Brain Tumor Segmentation Using Few-Shot Learning
摘要
Brain tumor segmentation is critical in medical imaging but remains a challenging task due to the limited availability of annotated data. While Deep Neural Networks (DNNs) have demonstrated promising results, they typically require extensive datasets and often struggle to generalize across unseen tumor types. To address these challenges, we propose a novel few-shot learning framework for brain tumor segmentation in Magnetic Resonance Imaging (MRI) using prototype similarity scores.
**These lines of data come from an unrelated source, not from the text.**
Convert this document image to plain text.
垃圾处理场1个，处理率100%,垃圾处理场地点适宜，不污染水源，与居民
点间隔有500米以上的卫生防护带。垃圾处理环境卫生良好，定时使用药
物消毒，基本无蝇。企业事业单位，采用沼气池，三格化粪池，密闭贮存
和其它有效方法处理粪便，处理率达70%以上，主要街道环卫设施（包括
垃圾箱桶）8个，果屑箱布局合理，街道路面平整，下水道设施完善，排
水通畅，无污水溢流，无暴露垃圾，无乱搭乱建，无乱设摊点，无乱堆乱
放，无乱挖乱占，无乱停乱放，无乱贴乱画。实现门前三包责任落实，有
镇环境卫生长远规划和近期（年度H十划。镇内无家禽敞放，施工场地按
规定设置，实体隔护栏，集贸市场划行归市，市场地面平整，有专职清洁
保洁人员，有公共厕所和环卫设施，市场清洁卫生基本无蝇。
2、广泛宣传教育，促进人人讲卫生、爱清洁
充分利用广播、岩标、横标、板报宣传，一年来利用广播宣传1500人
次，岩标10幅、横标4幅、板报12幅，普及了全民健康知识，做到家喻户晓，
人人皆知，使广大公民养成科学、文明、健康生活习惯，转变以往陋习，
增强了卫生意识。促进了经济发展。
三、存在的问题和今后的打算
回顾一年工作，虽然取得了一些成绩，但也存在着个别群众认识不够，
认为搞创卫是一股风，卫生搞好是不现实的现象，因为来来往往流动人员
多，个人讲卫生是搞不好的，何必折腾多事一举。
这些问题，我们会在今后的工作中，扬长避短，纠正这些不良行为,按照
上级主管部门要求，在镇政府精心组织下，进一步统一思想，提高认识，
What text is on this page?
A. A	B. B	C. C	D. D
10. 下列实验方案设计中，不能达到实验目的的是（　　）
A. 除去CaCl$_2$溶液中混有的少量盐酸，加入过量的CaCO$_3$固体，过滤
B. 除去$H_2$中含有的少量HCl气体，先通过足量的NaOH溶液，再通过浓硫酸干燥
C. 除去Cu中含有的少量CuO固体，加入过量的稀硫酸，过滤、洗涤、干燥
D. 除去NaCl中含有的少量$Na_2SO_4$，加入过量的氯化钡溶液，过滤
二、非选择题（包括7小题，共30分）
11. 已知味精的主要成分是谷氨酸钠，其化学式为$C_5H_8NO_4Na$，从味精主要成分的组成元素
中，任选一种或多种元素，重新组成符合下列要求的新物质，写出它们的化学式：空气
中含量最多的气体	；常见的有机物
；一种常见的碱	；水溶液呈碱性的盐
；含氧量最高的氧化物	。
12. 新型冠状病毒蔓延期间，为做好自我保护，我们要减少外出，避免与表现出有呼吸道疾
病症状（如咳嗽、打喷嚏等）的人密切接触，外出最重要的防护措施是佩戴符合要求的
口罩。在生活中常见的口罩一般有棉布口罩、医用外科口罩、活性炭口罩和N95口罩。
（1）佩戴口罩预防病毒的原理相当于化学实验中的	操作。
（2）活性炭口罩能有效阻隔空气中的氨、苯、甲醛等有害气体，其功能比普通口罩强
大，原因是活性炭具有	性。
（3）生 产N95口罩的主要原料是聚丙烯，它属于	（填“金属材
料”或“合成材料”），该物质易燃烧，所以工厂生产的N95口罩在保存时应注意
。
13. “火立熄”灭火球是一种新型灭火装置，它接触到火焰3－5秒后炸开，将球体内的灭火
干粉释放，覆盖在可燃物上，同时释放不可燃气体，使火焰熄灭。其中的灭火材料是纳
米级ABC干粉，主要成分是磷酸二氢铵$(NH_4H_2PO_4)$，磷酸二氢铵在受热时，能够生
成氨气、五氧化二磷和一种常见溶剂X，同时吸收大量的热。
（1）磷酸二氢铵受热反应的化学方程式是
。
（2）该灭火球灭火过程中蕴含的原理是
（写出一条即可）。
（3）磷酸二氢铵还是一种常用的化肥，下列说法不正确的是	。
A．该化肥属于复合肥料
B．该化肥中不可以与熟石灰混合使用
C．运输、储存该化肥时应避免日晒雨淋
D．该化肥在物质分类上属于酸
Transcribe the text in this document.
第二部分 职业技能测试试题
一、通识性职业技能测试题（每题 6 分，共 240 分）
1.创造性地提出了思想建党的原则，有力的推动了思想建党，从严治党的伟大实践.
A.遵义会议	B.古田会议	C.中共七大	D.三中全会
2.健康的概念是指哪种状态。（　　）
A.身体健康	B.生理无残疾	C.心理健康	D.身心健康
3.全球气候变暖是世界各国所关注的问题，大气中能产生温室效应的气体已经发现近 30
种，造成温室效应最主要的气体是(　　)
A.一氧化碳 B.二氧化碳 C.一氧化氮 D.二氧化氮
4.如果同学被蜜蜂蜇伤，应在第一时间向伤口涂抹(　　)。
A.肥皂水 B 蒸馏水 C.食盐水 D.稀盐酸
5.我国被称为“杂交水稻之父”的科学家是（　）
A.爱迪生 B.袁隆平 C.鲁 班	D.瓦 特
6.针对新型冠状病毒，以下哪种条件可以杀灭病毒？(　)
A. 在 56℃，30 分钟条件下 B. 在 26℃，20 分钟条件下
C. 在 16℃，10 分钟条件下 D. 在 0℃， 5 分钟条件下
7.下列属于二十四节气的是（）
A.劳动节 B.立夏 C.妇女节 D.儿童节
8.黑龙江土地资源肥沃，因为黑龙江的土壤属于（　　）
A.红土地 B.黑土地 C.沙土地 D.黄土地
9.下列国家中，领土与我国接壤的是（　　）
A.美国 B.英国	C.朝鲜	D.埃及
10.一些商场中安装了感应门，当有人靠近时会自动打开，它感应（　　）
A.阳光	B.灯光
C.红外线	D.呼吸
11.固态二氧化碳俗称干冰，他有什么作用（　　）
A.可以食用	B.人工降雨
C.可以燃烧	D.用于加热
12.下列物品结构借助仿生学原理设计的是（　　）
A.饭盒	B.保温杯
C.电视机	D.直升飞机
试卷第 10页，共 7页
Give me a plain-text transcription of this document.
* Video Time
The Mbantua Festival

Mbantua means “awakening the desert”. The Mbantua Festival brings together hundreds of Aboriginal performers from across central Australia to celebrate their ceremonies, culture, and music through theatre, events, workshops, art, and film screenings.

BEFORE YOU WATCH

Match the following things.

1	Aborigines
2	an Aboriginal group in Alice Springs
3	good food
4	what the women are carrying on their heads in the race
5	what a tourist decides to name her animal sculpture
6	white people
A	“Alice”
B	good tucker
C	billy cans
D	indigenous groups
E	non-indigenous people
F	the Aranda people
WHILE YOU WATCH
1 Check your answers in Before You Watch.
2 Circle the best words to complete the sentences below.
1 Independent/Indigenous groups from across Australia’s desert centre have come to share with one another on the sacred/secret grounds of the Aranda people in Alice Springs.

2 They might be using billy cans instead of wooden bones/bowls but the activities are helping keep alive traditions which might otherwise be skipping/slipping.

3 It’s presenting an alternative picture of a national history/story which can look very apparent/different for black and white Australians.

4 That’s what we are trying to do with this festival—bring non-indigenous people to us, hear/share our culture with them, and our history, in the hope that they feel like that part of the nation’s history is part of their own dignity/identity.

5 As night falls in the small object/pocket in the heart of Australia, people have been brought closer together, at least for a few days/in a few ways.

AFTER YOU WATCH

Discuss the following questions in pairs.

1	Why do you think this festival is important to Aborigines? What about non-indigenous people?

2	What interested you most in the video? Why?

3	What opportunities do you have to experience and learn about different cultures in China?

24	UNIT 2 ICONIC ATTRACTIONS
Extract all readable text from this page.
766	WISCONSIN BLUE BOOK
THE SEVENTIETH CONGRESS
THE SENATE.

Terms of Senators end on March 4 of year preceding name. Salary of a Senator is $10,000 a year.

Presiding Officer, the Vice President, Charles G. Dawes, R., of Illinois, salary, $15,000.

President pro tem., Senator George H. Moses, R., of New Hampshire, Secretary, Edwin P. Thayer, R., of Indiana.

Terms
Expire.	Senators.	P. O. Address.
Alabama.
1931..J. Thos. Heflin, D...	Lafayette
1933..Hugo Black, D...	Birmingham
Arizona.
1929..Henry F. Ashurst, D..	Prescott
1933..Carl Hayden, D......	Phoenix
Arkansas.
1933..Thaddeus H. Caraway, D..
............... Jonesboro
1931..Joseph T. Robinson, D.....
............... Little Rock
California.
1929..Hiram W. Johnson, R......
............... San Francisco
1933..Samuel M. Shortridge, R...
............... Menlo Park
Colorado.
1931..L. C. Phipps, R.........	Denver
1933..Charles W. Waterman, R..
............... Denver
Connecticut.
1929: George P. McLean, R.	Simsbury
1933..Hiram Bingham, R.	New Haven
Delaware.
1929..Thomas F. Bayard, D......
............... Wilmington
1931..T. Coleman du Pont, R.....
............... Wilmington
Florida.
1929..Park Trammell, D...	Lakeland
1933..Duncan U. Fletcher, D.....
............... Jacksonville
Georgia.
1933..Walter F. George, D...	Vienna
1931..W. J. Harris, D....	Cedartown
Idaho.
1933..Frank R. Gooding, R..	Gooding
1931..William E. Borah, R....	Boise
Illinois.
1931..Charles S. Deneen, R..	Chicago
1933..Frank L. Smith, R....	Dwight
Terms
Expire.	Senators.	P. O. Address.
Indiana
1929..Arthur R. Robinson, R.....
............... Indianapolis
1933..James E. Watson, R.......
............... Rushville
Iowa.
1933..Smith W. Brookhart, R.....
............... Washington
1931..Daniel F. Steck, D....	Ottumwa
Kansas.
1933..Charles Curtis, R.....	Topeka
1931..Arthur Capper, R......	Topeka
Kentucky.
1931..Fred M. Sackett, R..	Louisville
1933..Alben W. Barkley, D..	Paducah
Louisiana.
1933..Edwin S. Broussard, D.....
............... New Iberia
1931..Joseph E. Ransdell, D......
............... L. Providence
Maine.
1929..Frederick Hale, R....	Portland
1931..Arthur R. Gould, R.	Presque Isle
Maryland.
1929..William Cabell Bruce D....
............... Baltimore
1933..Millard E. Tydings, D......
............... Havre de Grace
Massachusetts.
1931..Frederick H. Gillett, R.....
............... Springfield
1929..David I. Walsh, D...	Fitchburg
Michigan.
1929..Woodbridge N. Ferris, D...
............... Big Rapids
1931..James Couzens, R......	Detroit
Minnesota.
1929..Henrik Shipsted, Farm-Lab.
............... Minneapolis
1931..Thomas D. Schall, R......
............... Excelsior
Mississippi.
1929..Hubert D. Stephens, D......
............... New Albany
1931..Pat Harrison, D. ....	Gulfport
Unlike conventional methods that process entire image sets, our approach focuses on specific slices containing tumor regions, significantly reducing training data requirements. The model employs an iterative training strategy, selecting random tumor slices and pairing them with other slices from the same scan to form a support set. By utilizing metric learning with non-parametric thresholds, the model effectively distinguishes query images from class prototypes. Evaluation on the BraTS 2021 dataset, comprising 360 training and 100 testing MRI scans, highlights the framework’s efficiency. The model achieves an F1-Score of 78.96% and a Mean Intersection over Union (mIoU) of 80.97% in a 5-shot 2-way configuration. In a 10-shot 2-way setup, the performance improves, reaching an F1-Score of 81.75% and an mIoU of 81.59%, demonstrating its ability to segment tumor regions more accurately with additional data. These results emphasize the effectiveness of the proposed few-shot learning framework for accurate and efficient brain tumor segmentation in settings with limited data.